Joaquín Marín / Fotografía

A principios de 1893 –lo recordaba el periodista y político José Francos Rodríguez–Madrid tenía el aspecto de una «ciudad epidemiada». Sus calles «apenas caía la noche, eran las de una ciudad deshabitada.» La causa era el frío. Con consecuencias trágicas. De muertes. «¡Ni una alma en cafés, teatros y demás lugares destinados a diversión y bullicio! –especifica Francos Rodríguez– El frío, recio, tajante, cortaba con golpes certeros vidas de los débiles y despreocupados, y las columnas de los periódicos mostrábanse tétricas con múltiples anuncios de muertes y enfermedades.» (Véase «De las memorias de un gacetillero. Entierros». En ABC, 29.04.1921. Recopilado en El periódico del siglo. 1903-2003. Ediciones Luca de Tena, Madrid, 2002).

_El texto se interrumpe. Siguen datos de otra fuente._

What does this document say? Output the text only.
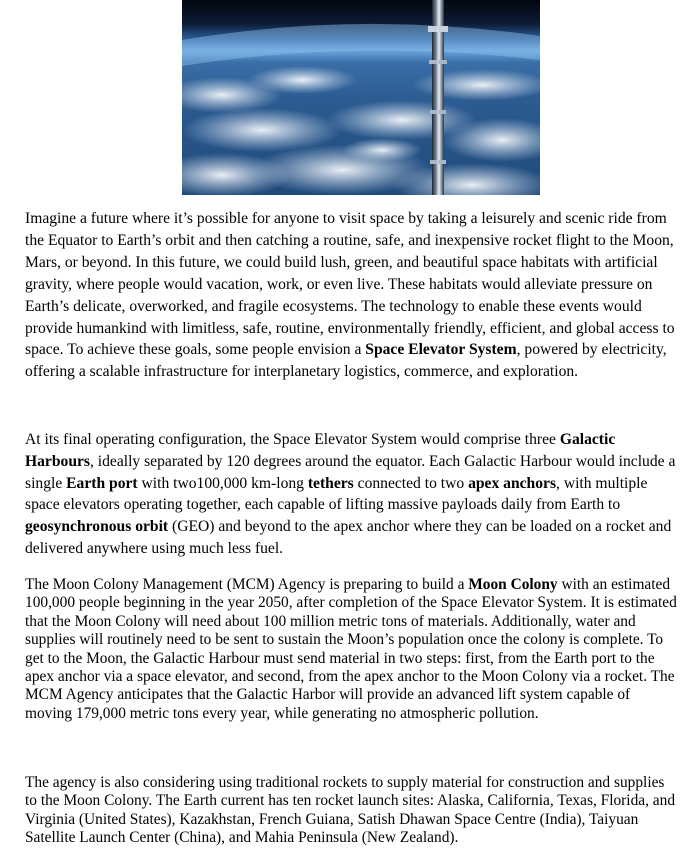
Imagine a future where it’s possible for anyone to visit space by taking a leisurely and scenic ride from the Equator to Earth’s orbit and then catching a routine, safe, and inexpensive rocket flight to the Moon, Mars, or beyond. In this future, we could build lush, green, and beautiful space habitats with artificial gravity, where people would vacation, work, or even live. These habitats would alleviate pressure on Earth’s delicate, overworked, and fragile ecosystems. The technology to enable these events would provide humankind with limitless, safe, routine, environmentally friendly, efficient, and global access to space. To achieve these goals, some people envision a Space Elevator System, powered by electricity, offering a scalable infrastructure for interplanetary logistics, commerce, and exploration.

At its final operating configuration, the Space Elevator System would comprise three Galactic Harbours, ideally separated by 120 degrees around the equator. Each Galactic Harbour would include a single Earth port with two100,000 km-long tethers connected to two apex anchors, with multiple space elevators operating together, each capable of lifting massive payloads daily from Earth to geosynchronous orbit (GEO) and beyond to the apex anchor where they can be loaded on a rocket and delivered anywhere using much less fuel.

The Moon Colony Management (MCM) Agency is preparing to build a Moon Colony with an estimated 100,000 people beginning in the year 2050, after completion of the Space Elevator System. It is estimated that the Moon Colony will need about 100 million metric tons of materials. Additionally, water and supplies will routinely need to be sent to sustain the Moon’s population once the colony is complete. To get to the Moon, the Galactic Harbour must send material in two steps: first, from the Earth port to the apex anchor via a space elevator, and second, from the apex anchor to the Moon Colony via a rocket. The MCM Agency anticipates that the Galactic Harbor will provide an advanced lift system capable of moving 179,000 metric tons every year, while generating no atmospheric pollution.

The agency is also considering using traditional rockets to supply material for construction and supplies to the Moon Colony. The Earth current has ten rocket launch sites: Alaska, California, Texas, Florida, and Virginia (United States), Kazakhstan, French Guiana, Satish Dhawan Space Centre (India), Taiyuan Satellite Launch Center (China), and Mahia Peninsula (New Zealand).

Golpes certeros sobre una población que habita una ciudad deshabitada cuando cae la noche. Esto nos suena. Muertes y vacío.

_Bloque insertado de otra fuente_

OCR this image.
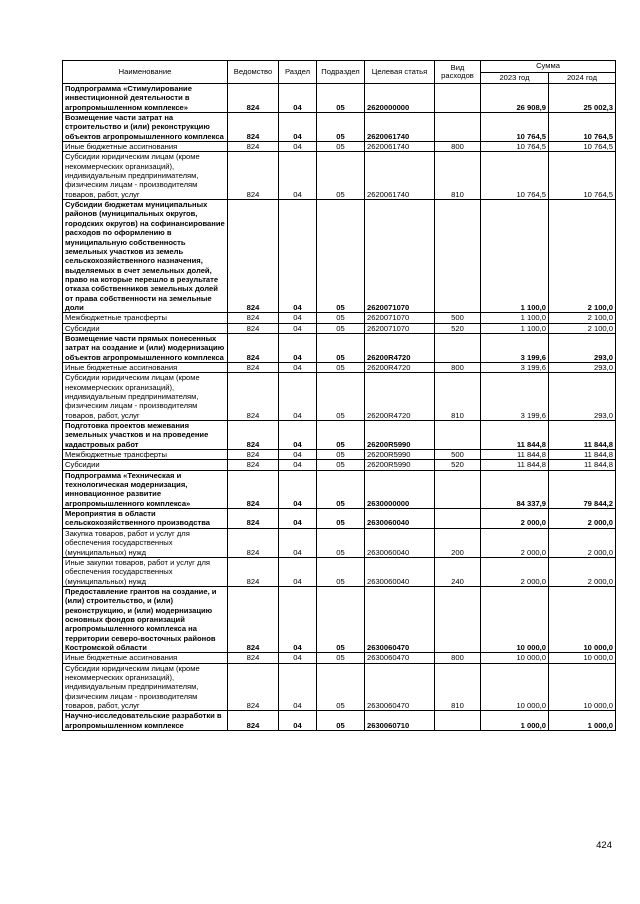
Наименование	Ведомство	Раздел	Подраздел	Целевая статья	Вид расходов	Сумма	
						2023 год	2024 год
Подпрограмма «Стимулирование инвестиционной деятельности в агропромышленном комплексе»	824	04	05	2620000000		26 908,9	25 002,3
Возмещение части затрат на строительство и (или) реконструкцию объектов агропромышленного комплекса	824	04	05	2620061740		10 764,5	10 764,5
Иные бюджетные ассигнования	824	04	05	2620061740	800	10 764,5	10 764,5
Субсидии юридическим лицам (кроме некоммерческих организаций), индивидуальным предпринимателям, физическим лицам - производителям товаров, работ, услуг	824	04	05	2620061740	810	10 764,5	10 764,5
Субсидии бюджетам муниципальных районов (муниципальных округов, городских округов) на софинансирование расходов по оформлению в муниципальную собственность земельных участков из земель сельскохозяйственного назначения, выделяемых в счет земельных долей, право на которые перешло в результате отказа собственников земельных долей от права собственности на земельные доли	824	04	05	2620071070		1 100,0	2 100,0
Межбюджетные трансферты	824	04	05	2620071070	500	1 100,0	2 100,0
Субсидии	824	04	05	2620071070	520	1 100,0	2 100,0
Возмещение части прямых понесенных затрат на создание и (или) модернизацию объектов агропромышленного комплекса	824	04	05	26200R4720		3 199,6	293,0
Иные бюджетные ассигнования	824	04	05	26200R4720	800	3 199,6	293,0
Субсидии юридическим лицам (кроме некоммерческих организаций), индивидуальным предпринимателям, физическим лицам - производителям товаров, работ, услуг	824	04	05	26200R4720	810	3 199,6	293,0
Подготовка проектов межевания земельных участков и на проведение кадастровых работ	824	04	05	26200R5990		11 844,8	11 844,8
Межбюджетные трансферты	824	04	05	26200R5990	500	11 844,8	11 844,8
Субсидии	824	04	05	26200R5990	520	11 844,8	11 844,8
Подпрограмма «Техническая и технологическая модернизация, инновационное развитие агропромышленного комплекса»	824	04	05	2630000000		84 337,9	79 844,2
Мероприятия в области сельскохозяйственного производства	824	04	05	2630060040		2 000,0	2 000,0
Закупка товаров, работ и услуг для обеспечения государственных (муниципальных) нужд	824	04	05	2630060040	200	2 000,0	2 000,0
Иные закупки товаров, работ и услуг для обеспечения государственных (муниципальных) нужд	824	04	05	2630060040	240	2 000,0	2 000,0
Предоставление грантов на создание, и (или) строительство, и (или) реконструкцию, и (или) модернизацию основных фондов организаций агропромышленного комплекса на территории северо-восточных районов Костромской области	824	04	05	2630060470		10 000,0	10 000,0
Иные бюджетные ассигнования	824	04	05	2630060470	800	10 000,0	10 000,0
Субсидии юридическим лицам (кроме некоммерческих организаций), индивидуальным предпринимателям, физическим лицам - производителям товаров, работ, услуг	824	04	05	2630060470	810	10 000,0	10 000,0
Научно-исследовательские разработки в агропромышленном комплексе	824	04	05	2630060710		1 000,0	1 000,0
424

El invierno de 1890-1891 fue de los más fríos registrados en España, como el de 1829-1830. Pero Francos Rodríguez recuerda el de 1893. Es un recuerdo tristón. Palabra que utiliza para describir aquel ambiente en Madrid. «Estaba todo el mundo encogidico y tristón» —dirá. Y es este ambiente el que percibimos pasando los días de confinamiento. Suerte la familia y el vecindario que dicen aquí estamos. Y aplaude y pone músicas. Y suerte, sumándose en ocasiones, los volteos de campanas. Precisamente estos días echo de menos los toques de campana habituales. No los toques a muerto. Estos no. Echo de menos los que llaman a los fieles. O los de gloria.

Se puso un tiempo de moda denunciar los toques de campana. Por suponer molestia para algunos. —Por ser usanza extemporánea en tiempos modernos de laicidad —decían. A mí me encantan. Esos que armonizan con el piar de los pájaros las mañanas sosegadas de domingo. Me gustan los toques de campana. Salvo –¡malaje!– los toques a muerto. Estos me traen recuerdos de mi infancia, del día de difuntos en el que dicen que acuden las almas de los muertos a los espacios donde vivieron y murieron. Días de luminarias. De «mariposas». Y silencio en las casas. Días de madrugar. De camas bien hechas bien temprano. Limpias. Y ese silencio interrumpido por ese toque grave y constante de las campanas tocando a muerto. Como pasos en el silencio de una calle deshabitada.